At a high-level, this application consists of a deep learning model that was trained using Fastai using a resnet32 backbone and exported as a PyTorch model. The model is invoked by a REST API defined using FastAPI library. The whole service is packaged into a Docker image and pushed up to Amazon's AWS ECR container registry. This is then used by a AWS Lambda service to create a function and exposes it using an AWS API gateway, which gives a URL to the service. The HTML front-end is created using Jinja2 templating, something that is common and well established when using micro-frameworks like Flask or FastAPI (as in this case).

The picture below shows the technology stack that powers this app.

How to guide

Surprisingly, the training aspects of this model was relatively simpler and predictable. However, it took a lot of reading, trial and error and experimentation to get the serverless application running. The GitHub repo at https://github.com/AtmaMani/donut_or_not has all the set up and deployment information. So, if that's what you are looking for, please head there.

Things I learnt

I wanted to write this blog to share my experience creating this app and also take stock of the current state of things when it comes to serverless deep learning. So, here are some observations.

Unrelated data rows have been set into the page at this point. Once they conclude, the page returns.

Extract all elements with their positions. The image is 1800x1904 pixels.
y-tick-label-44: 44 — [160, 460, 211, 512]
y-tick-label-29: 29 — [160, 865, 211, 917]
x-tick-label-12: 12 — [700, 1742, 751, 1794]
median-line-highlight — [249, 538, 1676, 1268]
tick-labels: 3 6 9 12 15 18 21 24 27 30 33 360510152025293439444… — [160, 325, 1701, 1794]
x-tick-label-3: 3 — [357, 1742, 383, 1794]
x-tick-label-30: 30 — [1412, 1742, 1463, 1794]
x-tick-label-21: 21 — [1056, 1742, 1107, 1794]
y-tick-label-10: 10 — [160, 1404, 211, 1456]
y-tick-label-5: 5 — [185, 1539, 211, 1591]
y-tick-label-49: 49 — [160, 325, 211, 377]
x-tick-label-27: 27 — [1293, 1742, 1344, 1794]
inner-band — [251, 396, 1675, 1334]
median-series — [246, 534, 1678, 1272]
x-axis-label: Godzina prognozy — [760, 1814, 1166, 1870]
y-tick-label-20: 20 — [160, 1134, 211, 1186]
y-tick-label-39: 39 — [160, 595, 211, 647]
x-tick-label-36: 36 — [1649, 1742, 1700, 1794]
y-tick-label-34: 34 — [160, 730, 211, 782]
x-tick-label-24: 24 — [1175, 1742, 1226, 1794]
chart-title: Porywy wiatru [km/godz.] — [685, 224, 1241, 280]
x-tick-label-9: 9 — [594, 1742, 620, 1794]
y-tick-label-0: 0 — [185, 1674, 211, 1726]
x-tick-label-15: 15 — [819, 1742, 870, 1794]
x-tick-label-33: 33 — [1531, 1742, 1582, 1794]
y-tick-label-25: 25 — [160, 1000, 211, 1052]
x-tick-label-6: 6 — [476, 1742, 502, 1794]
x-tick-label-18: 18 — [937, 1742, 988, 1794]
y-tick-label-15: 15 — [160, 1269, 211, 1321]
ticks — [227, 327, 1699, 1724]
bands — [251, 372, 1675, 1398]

This project was possible because AWS announced support for authoring Lambda functions using Docker images. Not just any images, but they provided the exact same images they use behind the scenes. AWS also expanded the image size limit to 10GB. Since the base images are slim to begin with, this large size allowance permits developers to install most of the libs needed for performing data science.
AWS SAM CLI makes it possible to create a template suitable for machine learning. While it gives us a framework, I found this to be bare-bones and not sufficiently furnished for someone to get started quickly, particularly for someone who is not a cloud engineer.
It took me multiple attempts to figure out how to get the dependencies successfully install on the image. I finally settled with an approach of specifying certain deps in the requirements.txt and certain others to install directly via Docker RUN command. This seems approach seems fragile to me.
Once the dependencies were installed, it took several attempts to get the FastAPI service run via Docker. I had problems understanding how to codify my endpoints in SAM's template.yml file. Since my app allows users to upload a JPG (a binary file), I had to read through several StackExchange comments and SAM's GitHub issues to figure out how to specify the MIME type. It appeared quirky and I would have liked this supported out-of-the-box, as it is with Heroku.
Once the FastAPI service started running, I ran into a few permission denial issues. Apparently, Lambda runs the container with a user with minimal privileges, unlike the local runtime emulator. Thus, I ended up with new errors that crop up in production, but not in local dev env.

However, this was a great learning experience and now I have a template to follow, if I were to deploy additional models to production. I have a method to perform deep learning inference via a low-cost, low-maintenance, on-demand manner using serverless cloud infrastructure.

I hope this blog and GitHub repo is useful for others who are attempting to do the same.